Dwudziestego listopada 1820 roku statek wielorybniczy Essex zostaje staranowany przez ogromnego kaszalota. Dwudziestoosobowa załoga wyrusza trzema szalupami ku brzegom Ameryki Południowej. Czeka ich cztery i pół tysiąca mil żeglugi po bezkresnym oceanie. W ciągu najbliższych trzech miesięcy przekonają się, do czego może posunąć się człowiek walczący z morzem, gdy widzi, jak jego towarzysze, jeden po drugim, giną z pragnienia, głodu, chorób i przerażenia.
(opis wydawcy)
Nathaniel Philbrick zdecydował się rozpocząć swoją książkę od przedstawienia czytelnikowi zwyczajów i sposobu życia ludzi z wyspy Nantucket, czyli miejsca, które niegdyś chlubiło się najlepszą i najefektywniejszą sztuką zabijania wielorybów i wydobywania ich drogocennego oleju na handel.

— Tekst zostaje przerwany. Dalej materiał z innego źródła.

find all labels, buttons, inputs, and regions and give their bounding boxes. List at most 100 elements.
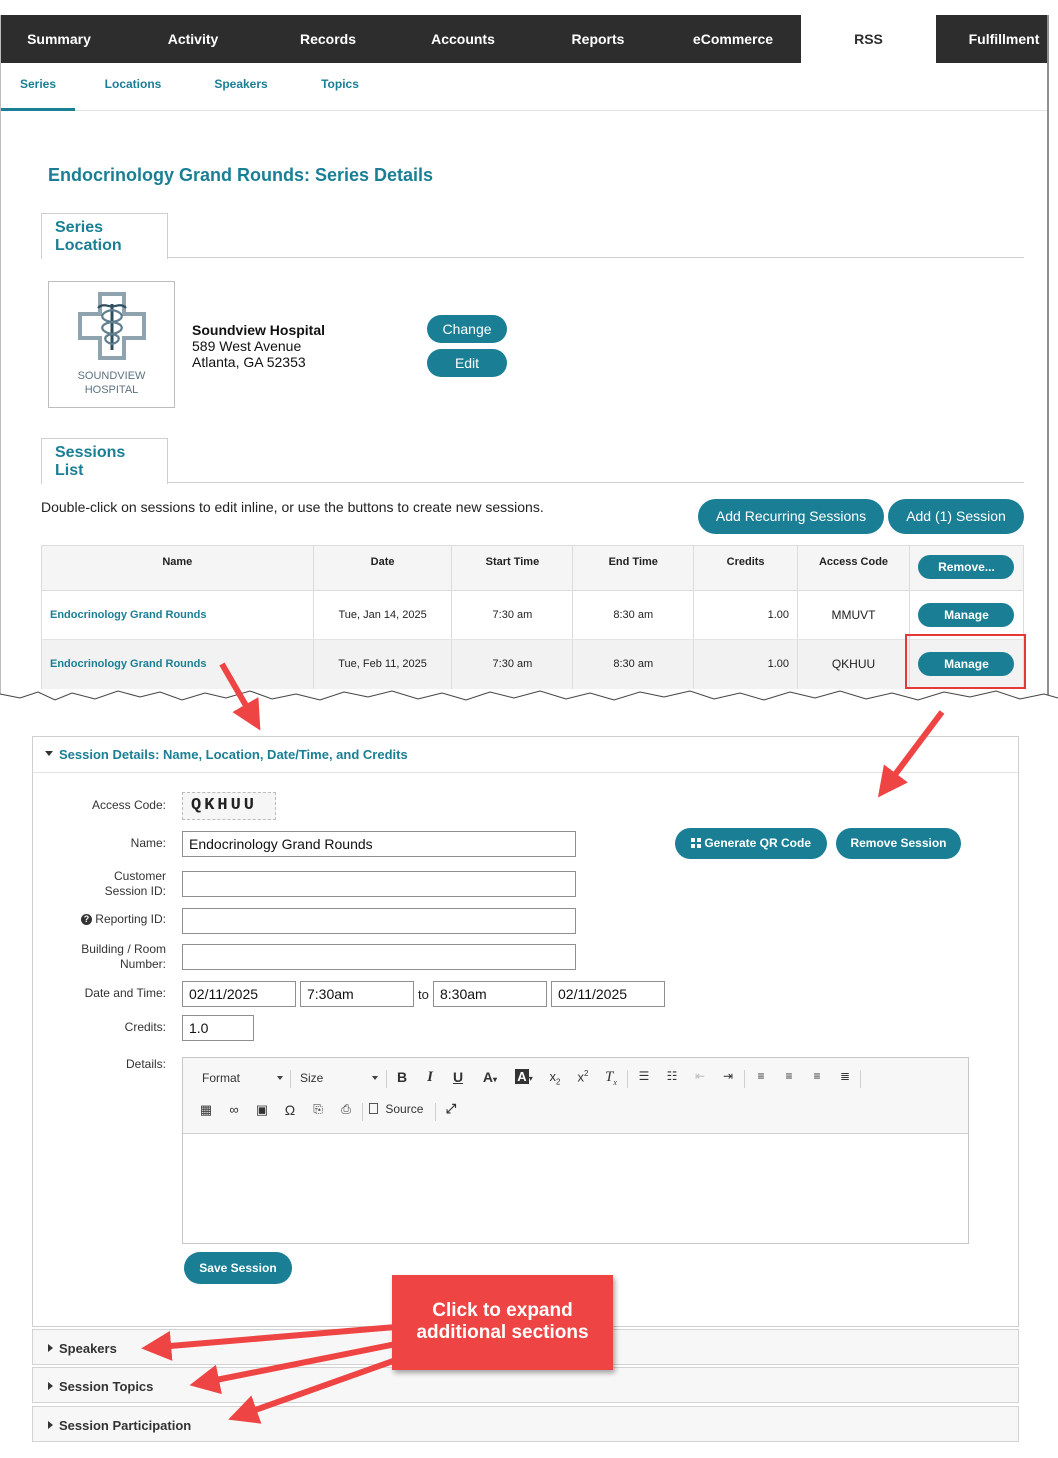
col-start-time[interactable]: Start Time (451, 545, 574, 591)
superscript-icon[interactable]: x2 (573, 1069, 593, 1084)
background-color-icon[interactable]: A ▾ (511, 1069, 537, 1084)
link-icon[interactable]: ∞ (225, 1102, 243, 1117)
edit-location-button[interactable]: Edit (427, 349, 507, 377)
generate-qr-code-label: Generate QR Code (704, 836, 812, 850)
session-details-header[interactable]: Session Details: Name, Location, Date/Ti… (33, 737, 1018, 773)
indent-icon[interactable]: ⇥ (718, 1069, 738, 1083)
size-dropdown[interactable]: Size (293, 1071, 378, 1085)
chevron-down-icon (372, 1076, 378, 1080)
end-time-input[interactable] (433, 981, 547, 1007)
access-code-value: QKHUU (182, 792, 276, 820)
sub-nav: Series Locations Speakers Topics (1, 63, 1047, 111)
name-label: Name: (130, 836, 166, 850)
remove-session-button[interactable]: Remove Session (836, 828, 961, 859)
table-row[interactable]: Endocrinology Grand Rounds Tue, Jan 14, … (41, 590, 1025, 640)
image-icon[interactable]: ▣ (253, 1102, 271, 1118)
manage-session-button[interactable]: Manage (918, 603, 1015, 627)
sessions-list-tab-line2: List (55, 462, 84, 479)
text-color-icon[interactable]: A▾ (477, 1069, 503, 1085)
session-name-input[interactable] (182, 831, 576, 857)
main-nav-accounts[interactable]: Accounts (396, 15, 530, 63)
logo-text-line1: SOUNDVIEW (77, 370, 146, 382)
help-icon[interactable]: ? (80, 914, 92, 925)
start-time-input[interactable] (300, 981, 414, 1007)
sessions-list-tab: Sessions List (41, 438, 168, 484)
editor-toolbar: Format Size B I U A▾ A ▾ x2 x2 Tx ☰ ☷ ⇤ ⇥… (183, 1058, 968, 1134)
justify-icon[interactable]: ≣ (835, 1069, 855, 1083)
sub-nav-locations[interactable]: Locations (93, 63, 173, 111)
location-logo: SOUNDVIEW HOSPITAL (48, 281, 175, 408)
building-room-label-line1: Building / Room (81, 942, 166, 956)
caret-down-icon (45, 751, 53, 756)
generate-qr-code-button[interactable]: Generate QR Code (675, 828, 827, 859)
col-date[interactable]: Date (312, 545, 453, 591)
special-char-icon[interactable]: Ω (281, 1102, 299, 1118)
customer-session-id-input[interactable] (182, 871, 576, 897)
col-name[interactable]: Name (41, 545, 314, 591)
paste-text-icon[interactable]: ⎘ (309, 1102, 327, 1117)
numbered-list-icon[interactable]: ☰ (634, 1069, 654, 1083)
toolbar-separator (362, 1103, 363, 1121)
source-button[interactable]: Source (369, 1102, 431, 1116)
main-nav-rss[interactable]: RSS (801, 15, 936, 63)
sub-nav-topics[interactable]: Topics (306, 63, 374, 111)
session-participation-section[interactable]: Session Participation (32, 1406, 1019, 1442)
maximize-icon[interactable]: ⤢ (442, 1101, 460, 1117)
align-right-icon[interactable]: ≡ (807, 1069, 827, 1083)
building-room-input[interactable] (182, 944, 576, 970)
change-location-button[interactable]: Change (427, 315, 507, 343)
remove-format-icon[interactable]: Tx (601, 1069, 621, 1087)
credits-input[interactable] (182, 1015, 254, 1041)
caret-right-icon (48, 1344, 53, 1352)
main-nav-reports[interactable]: Reports (531, 15, 665, 63)
col-end-time[interactable]: End Time (572, 545, 695, 591)
building-room-label-line2: Number: (119, 957, 166, 971)
col-credits[interactable]: Credits (693, 545, 799, 591)
size-dropdown-label: Size (300, 1071, 324, 1085)
outdent-icon[interactable]: ⇤ (690, 1069, 710, 1083)
sub-nav-speakers[interactable]: Speakers (201, 63, 281, 111)
main-nav-fulfillment[interactable]: Fulfillment (938, 15, 1047, 63)
reporting-id-input[interactable] (182, 908, 576, 934)
add-session-button[interactable]: Add (1) Session (888, 499, 1024, 534)
session-name-link[interactable]: Endocrinology Grand Rounds (50, 658, 206, 670)
format-dropdown-label: Format (202, 1071, 241, 1085)
location-address2: Atlanta, GA 52353 (192, 354, 306, 370)
italic-icon[interactable]: I (421, 1069, 439, 1086)
remove-sessions-button[interactable]: Remove... (918, 555, 1015, 579)
location-address1: 589 West Avenue (192, 338, 302, 354)
main-nav-summary[interactable]: Summary (1, 15, 117, 63)
underline-icon[interactable]: U (449, 1069, 467, 1085)
add-recurring-sessions-button[interactable]: Add Recurring Sessions (698, 499, 884, 534)
col-access-code[interactable]: Access Code (797, 545, 910, 591)
session-credits: 1.00 (693, 590, 799, 640)
main-nav-records[interactable]: Records (261, 15, 395, 63)
toolbar-separator (386, 1070, 387, 1088)
subscript-icon[interactable]: x2 (545, 1069, 565, 1087)
bulleted-list-icon[interactable]: ☷ (662, 1069, 682, 1083)
main-nav-ecommerce[interactable]: eCommerce (666, 15, 800, 63)
format-dropdown[interactable]: Format (193, 1071, 283, 1085)
session-start: 7:30 am (451, 590, 574, 640)
editor-content-area[interactable] (183, 1134, 968, 1244)
start-date-input[interactable] (182, 981, 296, 1007)
align-left-icon[interactable]: ≡ (751, 1069, 771, 1083)
toolbar-separator (744, 1070, 745, 1088)
callout-line2: additional sections (416, 1322, 589, 1343)
main-nav: Summary Activity Records Accounts Report… (1, 15, 1047, 63)
bold-icon[interactable]: B (393, 1069, 411, 1085)
main-nav-activity[interactable]: Activity (126, 15, 260, 63)
paste-word-icon[interactable]: ⎙ (337, 1102, 355, 1117)
sub-nav-series[interactable]: Series (1, 63, 75, 111)
to-label: to (418, 987, 429, 1002)
session-name-link[interactable]: Endocrinology Grand Rounds (50, 609, 206, 621)
qr-grid-icon (690, 838, 701, 848)
end-date-input[interactable] (551, 981, 665, 1007)
logo-text-line2: HOSPITAL (84, 384, 139, 396)
customer-session-id-label-line2: Session ID: (104, 884, 166, 898)
table-icon[interactable]: ▦ (197, 1102, 215, 1118)
align-center-icon[interactable]: ≡ (779, 1069, 799, 1083)
save-session-button[interactable]: Save Session (184, 1252, 292, 1284)
sessions-list-tab-line1: Sessions (55, 444, 126, 461)
session-topics-section[interactable]: Session Topics (32, 1367, 1019, 1403)
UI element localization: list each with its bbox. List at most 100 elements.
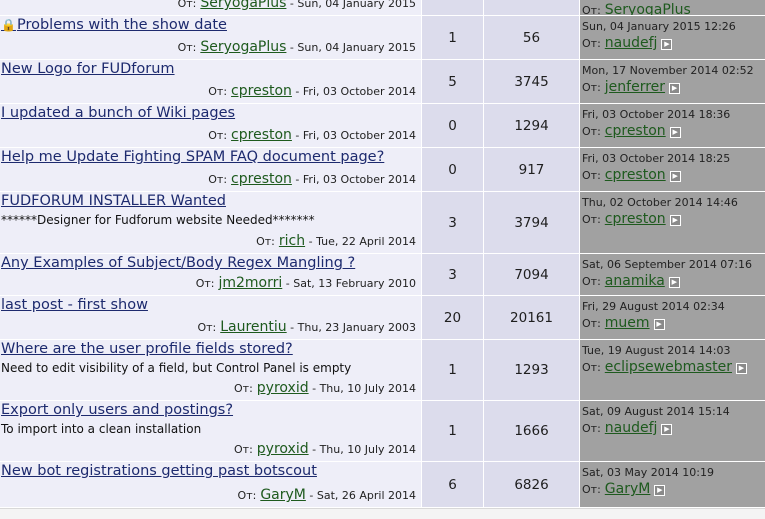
byline-prefix: От: [234,443,253,456]
goto-last-post-icon[interactable]: ▶ [653,319,665,330]
topic-author-link[interactable]: cpreston [231,127,292,143]
last-poster-link[interactable]: cpreston [605,123,666,139]
topic-author-link[interactable]: cpreston [231,171,292,187]
goto-last-post-icon[interactable]: ▶ [661,424,673,435]
last-message-date: Fri, 03 October 2014 18:25 [582,152,731,165]
last-poster-link[interactable]: anamika [605,273,665,289]
topic-title-link[interactable]: Any Examples of Subject/Body Regex Mangl… [1,255,355,271]
byline-separator: - [305,489,317,502]
views-cell: 917 [484,148,579,191]
last-poster-link[interactable]: cpreston [605,211,666,227]
topic-title-link[interactable]: New bot registrations getting past botsc… [1,463,317,479]
topic-author-link[interactable]: pyroxid [257,380,309,396]
topic-author-link[interactable]: SeryogaPlus [200,0,286,11]
last-poster-link[interactable]: GaryM [605,481,651,497]
views-cell: 7094 [484,254,579,295]
topic-author-link[interactable]: jm2morri [218,275,282,291]
last-poster-link[interactable]: naudefj [605,35,658,51]
topic-row: 🔒Problems with the show date От: SeryogaPl… [0,16,765,60]
goto-last-post-icon[interactable]: ▶ [669,83,681,94]
views-cell: 56 [484,16,579,59]
topic-author-link[interactable]: cpreston [231,83,292,99]
topic-author-link[interactable]: pyroxid [257,441,309,457]
goto-last-post-icon[interactable]: ▶ [654,485,666,496]
last-poster-link[interactable]: eclipsewebmaster [605,359,732,375]
byline-prefix: От: [208,129,228,142]
last-message-byline: От: muem ▶ [582,315,665,331]
topic-byline: От: pyroxid - Thu, 10 July 2014 [234,380,416,396]
last-message-date: Sat, 09 August 2014 15:14 [582,405,730,418]
views-count: 3745 [514,73,549,90]
last-message-byline: От: cpreston ▶ [582,167,681,183]
topic-date: Fri, 03 October 2014 [302,129,416,142]
topic-title-link[interactable]: New Logo for FUDforum [1,61,175,77]
byline-prefix: От: [582,422,601,435]
byline-separator: - [308,382,320,395]
last-message-date: Thu, 02 October 2014 14:46 [582,196,738,209]
lock-icon: 🔒 [1,18,16,32]
byline-prefix: От: [582,361,601,374]
topic-author-link[interactable]: GaryM [260,487,306,503]
topic-title-link[interactable]: Where are the user profile fields stored… [1,341,293,357]
goto-last-post-icon[interactable]: ▶ [669,171,681,182]
last-message-cell: Thu, 02 October 2014 14:46 От: cpreston ▶ [580,192,765,253]
byline-prefix: От: [582,81,601,94]
views-cell: 20161 [484,296,579,339]
last-poster-link[interactable]: jenferrer [605,79,665,95]
byline-separator: - [286,0,298,10]
last-message-cell: От: SeryogaPlus [580,0,765,15]
topic-author-link[interactable]: Laurentiu [220,319,286,335]
views-cell: 6826 [484,462,579,507]
topic-title-text: Where are the user profile fields stored… [1,341,293,357]
last-message-date: Sat, 03 May 2014 10:19 [582,466,714,479]
last-poster-link[interactable]: muem [605,315,650,331]
topic-title-text: Export only users and postings? [1,402,234,418]
replies-cell: 20 [422,296,483,339]
last-message-cell: Mon, 17 November 2014 02:52 От: jenferrer ▶ [580,60,765,103]
last-message-byline: От: naudefj ▶ [582,420,673,436]
topic-title-link[interactable]: I updated a bunch of Wiki pages [1,105,235,121]
byline-separator: - [305,235,317,248]
topic-row: Export only users and postings? To import… [0,401,765,462]
topic-author-link[interactable]: rich [279,233,305,249]
last-poster-link[interactable]: naudefj [605,420,658,436]
topic-date: Sat, 26 April 2014 [316,489,416,502]
views-count: 20161 [510,309,553,326]
last-message-date: Sat, 06 September 2014 07:16 [582,258,753,271]
replies-count: 5 [448,73,457,90]
goto-last-post-icon[interactable]: ▶ [669,215,681,226]
topic-author-link[interactable]: SeryogaPlus [200,39,286,55]
goto-last-post-icon[interactable]: ▶ [669,127,681,138]
topic-title-link[interactable]: Export only users and postings? [1,402,233,418]
replies-cell: 6 [422,462,483,507]
topic-byline: От: GaryM - Sat, 26 April 2014 [238,487,416,503]
byline-prefix: От: [582,4,601,15]
last-message-byline: От: jenferrer ▶ [582,79,681,95]
topic-title-link[interactable]: last post - first show [1,297,148,313]
topic-date: Sat, 13 February 2010 [293,277,416,290]
views-count: 56 [522,29,541,46]
byline-prefix: От: [177,41,197,54]
last-message-byline: От: GaryM ▶ [582,481,666,497]
topic-title-text: I updated a bunch of Wiki pages [1,105,236,121]
topic-cell: New Logo for FUDforum От: cpreston - Fri, … [0,60,421,103]
byline-prefix: От: [208,173,228,186]
topic-row: last post - first show От: Laurentiu - Thu… [0,296,765,340]
last-poster-link[interactable]: SeryogaPlus [605,2,691,15]
replies-count: 6 [448,476,457,493]
replies-count: 20 [443,309,462,326]
views-count: 3794 [514,214,549,231]
topic-title-link[interactable]: 🔒Problems with the show date [1,17,227,33]
views-cell: 1294 [484,104,579,147]
goto-last-post-icon[interactable]: ▶ [661,39,673,50]
topic-date: Fri, 03 October 2014 [302,173,416,186]
topic-byline: От: Laurentiu - Thu, 23 January 2003 [197,319,416,335]
topic-byline: От: SeryogaPlus - Sun, 04 January 2015 [178,39,416,55]
topic-row: Any Examples of Subject/Body Regex Mangl… [0,254,765,296]
goto-last-post-icon[interactable]: ▶ [668,277,680,288]
goto-last-post-icon[interactable]: ▶ [735,363,747,374]
topic-title-link[interactable]: FUDFORUM INSTALLER Wanted [1,193,226,209]
topic-title-link[interactable]: Help me Update Fighting SPAM FAQ documen… [1,149,384,165]
replies-cell [422,0,483,15]
last-poster-link[interactable]: cpreston [605,167,666,183]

Jeżeli myślicie więc, że sięgając po książkę, od razu „znajdziecie się na morzu”, lepiej ostudźcie swoje zapały, a przynajmniej w tej kwestii unikniecie rozczarowań. Nie nastawiajcie się również na przyspieszone tętno i niemożność szybkiego odłożenia książki na półkę, ponieważ fabuła nie pędzi i nie zachwyca. Szczególnie w pierwszej połowie, gdy mało dynamiczna akcja została połączona z opisem budowy statku, ale bynajmniej nie w sposób jasny i zrozumiały dla marynistycznego laika. Autor posługuje się żargonem, przez który momentami ciężko cokolwiek sobie wyobrazić i naprawdę wczuć się w trudy morskiego życia. Książkę czytało się szybciej i z większym zaangażowaniem dopiero po opisie samej katastrofy, co oczywiście nie rokuje zbyt dobrze na jej finalny odbiór. Nieumiejętna konstrukcja i proporcje, w jakich dawkowane są informacje, to bez wątpienia największy mankament tej publikacji.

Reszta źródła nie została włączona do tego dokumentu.